According to JCT - Standard Building Contract , in Article 4.23 ...if Contractor incurs or likely to incur loss and expense for which he would not be reimbursed under any provision in these Conditions due to regular progress of Works or any part of them has been or is likely to be materially affected by any of the Relevant matters the Contractor may make an application to the Architect/Contract Administrator. If Architect is of the opinion that regular progress has been or likely to be materially affected ... issues a variation instruction.

in 4.24, a Relevant Matter is described to include the matter described above which is not initiated by Architect directly.

In 5.2, it is mentioned in text, Variations required by direct Architect's instructions as identical to ones (first encountered by Contractor as "differing site conditions" and brought to Architects attention) subsequently sanctioned by Architect in writing ( as a valid variation).
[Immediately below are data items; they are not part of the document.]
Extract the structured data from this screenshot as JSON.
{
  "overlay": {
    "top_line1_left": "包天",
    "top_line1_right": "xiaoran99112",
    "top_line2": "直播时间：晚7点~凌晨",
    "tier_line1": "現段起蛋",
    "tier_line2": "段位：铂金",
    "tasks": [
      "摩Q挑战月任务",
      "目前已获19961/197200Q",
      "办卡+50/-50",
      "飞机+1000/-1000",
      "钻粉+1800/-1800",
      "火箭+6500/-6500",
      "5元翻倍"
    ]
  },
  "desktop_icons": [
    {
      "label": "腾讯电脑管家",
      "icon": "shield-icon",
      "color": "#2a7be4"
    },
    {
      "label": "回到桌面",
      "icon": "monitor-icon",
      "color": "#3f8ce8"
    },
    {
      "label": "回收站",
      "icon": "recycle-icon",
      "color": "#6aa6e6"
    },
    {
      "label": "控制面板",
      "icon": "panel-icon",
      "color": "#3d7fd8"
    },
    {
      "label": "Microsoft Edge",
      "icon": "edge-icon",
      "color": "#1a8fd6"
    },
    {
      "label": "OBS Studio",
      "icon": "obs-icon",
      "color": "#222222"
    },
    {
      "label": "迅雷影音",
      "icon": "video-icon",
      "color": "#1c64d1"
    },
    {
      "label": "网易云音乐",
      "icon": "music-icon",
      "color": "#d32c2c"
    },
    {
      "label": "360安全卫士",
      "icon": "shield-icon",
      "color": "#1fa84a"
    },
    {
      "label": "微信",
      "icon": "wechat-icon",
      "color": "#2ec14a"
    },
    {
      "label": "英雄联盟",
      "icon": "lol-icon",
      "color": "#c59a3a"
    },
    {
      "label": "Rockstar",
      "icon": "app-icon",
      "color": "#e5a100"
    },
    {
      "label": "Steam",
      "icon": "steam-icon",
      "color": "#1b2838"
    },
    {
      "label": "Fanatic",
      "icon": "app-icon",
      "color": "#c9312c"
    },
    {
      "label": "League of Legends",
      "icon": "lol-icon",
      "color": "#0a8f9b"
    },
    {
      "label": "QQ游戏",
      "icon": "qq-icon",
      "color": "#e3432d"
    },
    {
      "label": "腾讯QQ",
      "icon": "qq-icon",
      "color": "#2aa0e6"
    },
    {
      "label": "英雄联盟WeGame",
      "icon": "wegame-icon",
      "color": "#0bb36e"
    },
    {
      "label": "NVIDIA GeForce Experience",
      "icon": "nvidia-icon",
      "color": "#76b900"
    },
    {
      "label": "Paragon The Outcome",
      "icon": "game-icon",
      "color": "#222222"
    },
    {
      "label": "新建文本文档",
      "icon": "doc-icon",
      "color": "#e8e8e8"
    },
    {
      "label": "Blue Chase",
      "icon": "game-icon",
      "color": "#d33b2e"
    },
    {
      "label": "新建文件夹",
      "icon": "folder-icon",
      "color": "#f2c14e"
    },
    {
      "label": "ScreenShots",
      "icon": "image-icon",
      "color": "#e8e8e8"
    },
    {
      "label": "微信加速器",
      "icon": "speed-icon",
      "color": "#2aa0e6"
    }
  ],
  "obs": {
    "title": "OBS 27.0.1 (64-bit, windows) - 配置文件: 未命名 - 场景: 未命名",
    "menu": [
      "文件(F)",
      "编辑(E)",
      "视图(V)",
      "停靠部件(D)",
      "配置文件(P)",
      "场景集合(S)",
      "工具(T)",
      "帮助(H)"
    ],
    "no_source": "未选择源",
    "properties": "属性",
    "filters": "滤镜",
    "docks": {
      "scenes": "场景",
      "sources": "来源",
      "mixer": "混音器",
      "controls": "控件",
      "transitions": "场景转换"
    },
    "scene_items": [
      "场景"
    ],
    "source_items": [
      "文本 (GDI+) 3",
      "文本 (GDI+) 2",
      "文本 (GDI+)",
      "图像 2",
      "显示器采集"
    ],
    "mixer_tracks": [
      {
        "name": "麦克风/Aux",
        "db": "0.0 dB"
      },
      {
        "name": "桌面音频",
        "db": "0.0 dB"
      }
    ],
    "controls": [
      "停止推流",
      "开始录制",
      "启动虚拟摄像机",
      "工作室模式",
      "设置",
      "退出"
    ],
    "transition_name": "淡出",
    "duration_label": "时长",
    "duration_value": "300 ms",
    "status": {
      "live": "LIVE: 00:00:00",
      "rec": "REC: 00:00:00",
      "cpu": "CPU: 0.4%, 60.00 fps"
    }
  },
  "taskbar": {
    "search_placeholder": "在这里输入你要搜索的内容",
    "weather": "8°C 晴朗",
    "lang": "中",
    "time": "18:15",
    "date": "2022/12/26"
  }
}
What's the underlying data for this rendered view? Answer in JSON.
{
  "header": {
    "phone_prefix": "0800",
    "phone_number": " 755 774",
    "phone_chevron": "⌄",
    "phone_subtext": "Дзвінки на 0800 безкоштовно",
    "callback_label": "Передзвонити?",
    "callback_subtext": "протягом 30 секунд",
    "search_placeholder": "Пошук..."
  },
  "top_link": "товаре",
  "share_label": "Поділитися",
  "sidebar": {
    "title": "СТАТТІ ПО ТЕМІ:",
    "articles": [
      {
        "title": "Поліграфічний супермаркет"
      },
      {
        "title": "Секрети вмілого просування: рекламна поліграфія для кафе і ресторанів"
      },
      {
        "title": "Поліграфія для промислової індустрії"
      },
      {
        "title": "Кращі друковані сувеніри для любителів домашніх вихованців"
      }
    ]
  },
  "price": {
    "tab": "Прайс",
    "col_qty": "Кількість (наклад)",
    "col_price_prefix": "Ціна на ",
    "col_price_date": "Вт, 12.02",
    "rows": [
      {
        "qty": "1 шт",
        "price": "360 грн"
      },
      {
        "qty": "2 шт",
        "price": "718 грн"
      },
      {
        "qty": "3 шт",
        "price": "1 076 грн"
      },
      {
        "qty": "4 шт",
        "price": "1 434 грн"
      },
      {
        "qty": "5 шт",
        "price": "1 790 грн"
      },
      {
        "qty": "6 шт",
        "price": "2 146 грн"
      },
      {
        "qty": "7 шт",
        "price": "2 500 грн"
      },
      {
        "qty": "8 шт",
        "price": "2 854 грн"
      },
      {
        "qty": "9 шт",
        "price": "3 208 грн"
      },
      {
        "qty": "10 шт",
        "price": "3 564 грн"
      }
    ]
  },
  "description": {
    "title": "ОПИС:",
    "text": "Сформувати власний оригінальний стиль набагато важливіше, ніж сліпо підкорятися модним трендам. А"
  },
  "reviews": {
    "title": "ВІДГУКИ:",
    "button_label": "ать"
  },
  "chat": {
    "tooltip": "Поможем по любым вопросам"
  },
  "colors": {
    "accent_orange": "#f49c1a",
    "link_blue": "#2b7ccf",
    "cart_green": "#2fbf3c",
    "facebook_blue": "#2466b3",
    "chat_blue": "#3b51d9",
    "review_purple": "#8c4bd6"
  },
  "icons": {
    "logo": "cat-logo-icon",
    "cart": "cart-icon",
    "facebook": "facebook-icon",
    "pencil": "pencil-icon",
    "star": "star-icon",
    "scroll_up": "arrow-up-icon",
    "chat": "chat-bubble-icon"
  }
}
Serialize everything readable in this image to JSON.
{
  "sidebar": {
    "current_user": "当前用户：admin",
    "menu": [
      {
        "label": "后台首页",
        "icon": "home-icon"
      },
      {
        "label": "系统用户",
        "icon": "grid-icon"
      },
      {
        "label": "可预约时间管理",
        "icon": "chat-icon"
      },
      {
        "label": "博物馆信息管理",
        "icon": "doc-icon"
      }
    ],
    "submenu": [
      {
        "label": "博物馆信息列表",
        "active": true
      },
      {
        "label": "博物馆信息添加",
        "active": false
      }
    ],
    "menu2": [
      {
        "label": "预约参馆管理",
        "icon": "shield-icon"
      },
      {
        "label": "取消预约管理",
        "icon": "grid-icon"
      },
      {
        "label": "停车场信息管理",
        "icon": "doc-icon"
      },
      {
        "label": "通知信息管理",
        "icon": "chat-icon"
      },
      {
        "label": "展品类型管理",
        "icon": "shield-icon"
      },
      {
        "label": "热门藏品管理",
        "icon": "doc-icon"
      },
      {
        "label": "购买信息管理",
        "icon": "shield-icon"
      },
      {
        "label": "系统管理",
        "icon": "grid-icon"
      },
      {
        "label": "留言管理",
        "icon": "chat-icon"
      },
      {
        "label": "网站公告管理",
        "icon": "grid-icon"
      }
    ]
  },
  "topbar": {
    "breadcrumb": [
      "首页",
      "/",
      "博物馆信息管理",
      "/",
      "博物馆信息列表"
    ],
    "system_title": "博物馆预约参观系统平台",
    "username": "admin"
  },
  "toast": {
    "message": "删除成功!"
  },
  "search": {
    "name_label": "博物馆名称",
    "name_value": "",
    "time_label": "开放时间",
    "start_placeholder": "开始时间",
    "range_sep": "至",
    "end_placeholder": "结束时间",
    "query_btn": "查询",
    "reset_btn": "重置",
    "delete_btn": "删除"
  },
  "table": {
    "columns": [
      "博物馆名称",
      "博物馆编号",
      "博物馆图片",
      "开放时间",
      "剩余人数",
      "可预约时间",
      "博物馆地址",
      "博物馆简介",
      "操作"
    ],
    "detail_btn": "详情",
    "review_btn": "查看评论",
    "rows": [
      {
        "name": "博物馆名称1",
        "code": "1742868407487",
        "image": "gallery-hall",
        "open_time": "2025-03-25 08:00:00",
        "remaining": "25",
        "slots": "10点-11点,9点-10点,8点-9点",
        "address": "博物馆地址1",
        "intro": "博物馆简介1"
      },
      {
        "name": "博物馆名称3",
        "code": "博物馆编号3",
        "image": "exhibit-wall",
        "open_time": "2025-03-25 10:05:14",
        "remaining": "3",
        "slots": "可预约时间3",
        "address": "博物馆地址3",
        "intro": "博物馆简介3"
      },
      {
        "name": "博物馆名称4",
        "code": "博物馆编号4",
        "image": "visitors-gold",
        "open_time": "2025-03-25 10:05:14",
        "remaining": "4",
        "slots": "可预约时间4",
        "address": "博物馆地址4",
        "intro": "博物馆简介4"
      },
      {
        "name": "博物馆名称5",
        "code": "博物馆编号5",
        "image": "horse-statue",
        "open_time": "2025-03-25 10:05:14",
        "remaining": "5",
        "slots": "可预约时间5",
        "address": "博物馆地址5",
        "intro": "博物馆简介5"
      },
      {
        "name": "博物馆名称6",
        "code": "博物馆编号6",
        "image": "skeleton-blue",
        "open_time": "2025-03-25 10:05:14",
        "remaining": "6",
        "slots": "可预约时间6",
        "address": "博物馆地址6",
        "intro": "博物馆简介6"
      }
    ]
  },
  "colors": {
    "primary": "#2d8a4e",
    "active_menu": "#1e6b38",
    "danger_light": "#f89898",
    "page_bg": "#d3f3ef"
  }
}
Thus, as opposed to many articles about JCT's being mute about "unforeseeable ground conditions") JCT includes "unforeseeable or differing site conditions clause " as a loss and expense item. Variation is normally considered as a modification of design, quality or quantity of Works instructed by Architect. For unforeseeable ground conditions, It is requested by Contractor first and then, ascertained and instructed by Architect as variation. If it is not instructed, it is a claim.

Therefore, please include "differing site conditions" as a loss and expense item in your list. It is like this in all English and American standard contracts except fidic silver book. This will make your list meaningful and complete.